Qualifying 1 saw all the usual suspects from Caterham, Marrusia and HRT exit qualifying at the first hurdle; being joined by Toro Rosso’s Jean-Eric Vergne, the Frenchman failing to make the cut by less than 0.1 seconds, Sauber’s Kamui Kobayashi scraping through to Q2 as a result. Williams Pastor Maldonado finished the segment on top with a time of 1:26.048 while Felipe Massa continued his weekend of spins and Heikki Kovalainen beached his Caterham as the session came to a close.
In Qualifying 2, Vettel finished on top with a time of 1:25.435; just 300ths ahead of McLaren’s Jenson Button while Romain Grosjean fell victim of the last minute reshuffle as Massa and Sergio Perez popped in times good enough to progress into the top 10 shootout. Nico Hulkenberg, Bruno Senna, Michael Schumacher, Daniel Ricciardo, Paul di Resta and Kamui Kobayashi joined Grosjean in sitting out the final Q3 session while Schumacher’s team mate Rosberg progressed to Q3 in sixth!

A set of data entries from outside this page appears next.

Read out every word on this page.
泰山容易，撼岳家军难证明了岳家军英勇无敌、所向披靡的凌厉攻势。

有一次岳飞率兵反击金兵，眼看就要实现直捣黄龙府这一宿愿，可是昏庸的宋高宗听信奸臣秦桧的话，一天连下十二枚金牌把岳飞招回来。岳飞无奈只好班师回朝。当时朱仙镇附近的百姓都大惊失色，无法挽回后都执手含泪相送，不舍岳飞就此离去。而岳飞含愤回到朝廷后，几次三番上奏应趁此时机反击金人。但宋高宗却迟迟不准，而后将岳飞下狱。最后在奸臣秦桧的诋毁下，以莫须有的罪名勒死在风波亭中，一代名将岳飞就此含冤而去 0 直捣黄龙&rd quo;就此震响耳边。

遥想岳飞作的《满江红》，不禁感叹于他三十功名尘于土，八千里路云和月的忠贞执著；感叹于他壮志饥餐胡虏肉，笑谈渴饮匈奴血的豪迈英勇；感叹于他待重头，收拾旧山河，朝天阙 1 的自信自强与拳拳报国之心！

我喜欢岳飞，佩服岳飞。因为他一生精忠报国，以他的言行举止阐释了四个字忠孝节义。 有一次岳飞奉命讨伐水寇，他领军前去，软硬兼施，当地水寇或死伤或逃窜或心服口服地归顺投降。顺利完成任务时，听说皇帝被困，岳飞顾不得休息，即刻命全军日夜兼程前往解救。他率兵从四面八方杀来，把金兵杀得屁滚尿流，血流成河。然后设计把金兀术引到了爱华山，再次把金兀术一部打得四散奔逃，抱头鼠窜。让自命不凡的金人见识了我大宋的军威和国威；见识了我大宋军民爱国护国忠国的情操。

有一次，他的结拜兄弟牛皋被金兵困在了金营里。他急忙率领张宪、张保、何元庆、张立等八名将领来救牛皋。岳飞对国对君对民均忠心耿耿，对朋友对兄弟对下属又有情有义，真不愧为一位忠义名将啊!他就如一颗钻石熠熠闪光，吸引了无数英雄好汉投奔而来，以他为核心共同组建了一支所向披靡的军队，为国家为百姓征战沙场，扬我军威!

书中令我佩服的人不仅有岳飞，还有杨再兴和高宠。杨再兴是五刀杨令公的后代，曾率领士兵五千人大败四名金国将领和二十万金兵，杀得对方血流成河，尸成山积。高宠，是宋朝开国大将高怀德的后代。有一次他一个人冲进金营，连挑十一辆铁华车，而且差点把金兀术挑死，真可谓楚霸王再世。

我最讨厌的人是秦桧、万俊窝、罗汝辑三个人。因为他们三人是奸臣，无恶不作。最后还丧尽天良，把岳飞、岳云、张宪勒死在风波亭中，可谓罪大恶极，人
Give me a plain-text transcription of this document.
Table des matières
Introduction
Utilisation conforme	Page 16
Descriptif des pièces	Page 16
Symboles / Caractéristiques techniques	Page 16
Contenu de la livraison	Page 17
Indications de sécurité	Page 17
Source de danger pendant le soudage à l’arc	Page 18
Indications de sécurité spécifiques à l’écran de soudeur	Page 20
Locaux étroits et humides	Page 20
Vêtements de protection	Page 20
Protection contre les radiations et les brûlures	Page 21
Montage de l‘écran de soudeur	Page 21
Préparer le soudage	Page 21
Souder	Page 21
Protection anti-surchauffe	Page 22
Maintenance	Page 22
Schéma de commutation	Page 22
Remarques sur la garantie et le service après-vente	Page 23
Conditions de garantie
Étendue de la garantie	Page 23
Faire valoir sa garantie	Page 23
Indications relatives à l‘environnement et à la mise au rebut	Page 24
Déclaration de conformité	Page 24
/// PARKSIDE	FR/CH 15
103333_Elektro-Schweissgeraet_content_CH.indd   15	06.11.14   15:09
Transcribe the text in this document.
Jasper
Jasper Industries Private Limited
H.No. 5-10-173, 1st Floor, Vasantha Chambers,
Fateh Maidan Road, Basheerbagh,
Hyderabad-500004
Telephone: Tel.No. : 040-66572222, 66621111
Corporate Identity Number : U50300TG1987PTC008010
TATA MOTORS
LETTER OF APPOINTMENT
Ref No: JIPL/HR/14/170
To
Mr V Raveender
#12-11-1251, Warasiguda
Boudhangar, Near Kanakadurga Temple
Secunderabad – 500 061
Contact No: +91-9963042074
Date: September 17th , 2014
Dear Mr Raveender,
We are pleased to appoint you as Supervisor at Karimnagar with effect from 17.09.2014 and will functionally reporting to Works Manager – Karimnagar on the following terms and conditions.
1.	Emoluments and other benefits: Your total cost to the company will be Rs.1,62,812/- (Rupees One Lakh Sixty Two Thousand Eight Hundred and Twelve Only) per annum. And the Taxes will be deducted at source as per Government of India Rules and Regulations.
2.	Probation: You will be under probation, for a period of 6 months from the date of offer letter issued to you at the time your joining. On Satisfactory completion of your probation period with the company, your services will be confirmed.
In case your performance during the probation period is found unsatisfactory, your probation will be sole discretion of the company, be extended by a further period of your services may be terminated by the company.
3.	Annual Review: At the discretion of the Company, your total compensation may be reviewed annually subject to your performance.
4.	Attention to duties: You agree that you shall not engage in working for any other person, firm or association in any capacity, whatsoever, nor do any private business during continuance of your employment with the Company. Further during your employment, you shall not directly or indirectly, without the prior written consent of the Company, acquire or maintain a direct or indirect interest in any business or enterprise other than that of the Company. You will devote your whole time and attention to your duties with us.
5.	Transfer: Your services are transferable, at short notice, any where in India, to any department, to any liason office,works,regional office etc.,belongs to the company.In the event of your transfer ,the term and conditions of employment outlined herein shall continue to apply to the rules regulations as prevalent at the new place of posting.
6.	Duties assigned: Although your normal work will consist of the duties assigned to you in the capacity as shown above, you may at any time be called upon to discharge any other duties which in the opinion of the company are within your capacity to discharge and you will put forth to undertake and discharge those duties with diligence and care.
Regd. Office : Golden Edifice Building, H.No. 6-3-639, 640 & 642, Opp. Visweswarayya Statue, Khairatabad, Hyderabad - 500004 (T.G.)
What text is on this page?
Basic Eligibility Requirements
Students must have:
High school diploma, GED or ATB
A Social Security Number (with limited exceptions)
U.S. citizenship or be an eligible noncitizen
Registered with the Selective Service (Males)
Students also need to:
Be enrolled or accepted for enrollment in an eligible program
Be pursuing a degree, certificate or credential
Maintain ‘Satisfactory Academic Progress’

Qualifying 3 saw Lewis Hamilton going out early in an attempt to get a clean lap but a mistake meant that he set a time ten seconds off Alonso who set the benchmark with a time of 1:25.773, which was nowhere near good enough to be on the front two rows. Vettel took pole with a time of 1:25.283 at the second time to asking after making a mistake on his first flying lap and pitting for fresh rubber. Red Bull team mate Webber claimed second spot 0.044 seconds behind the German with McLaren duo Hamilton and Button a distant third and fourth more than 1/4 second behind.
In fifth and sixth were the Ferrari’s of Alonso and Massa; 1/2 second off the times of the Red Bull’s; the Spaniard must be seeing his title hopes evaporate before his eyes, sitting four places behind main title rival Vettel. Positions seventh through tenth were taken up by Lotus’ Kimi Raikkonen, Sauber’s Sergio Perez, Williams’ Pastor Maldonado and Mercedes’ Nico Rosberg; the German electing to not run in Q3 to save a set of tyres for the race, which may pay dividends.
The Indian Grand Prix should be interesting if what the McLaren duo claim is true; both Hamilton and Button seem to think that they have as good or better race pace than the Red Bull’s while Alonso is traditionally fast starting and at this point has very little to lose by trying a banzai move into turn one to make up places; hopefully, more controlled than than Kobayashi two weeks ago.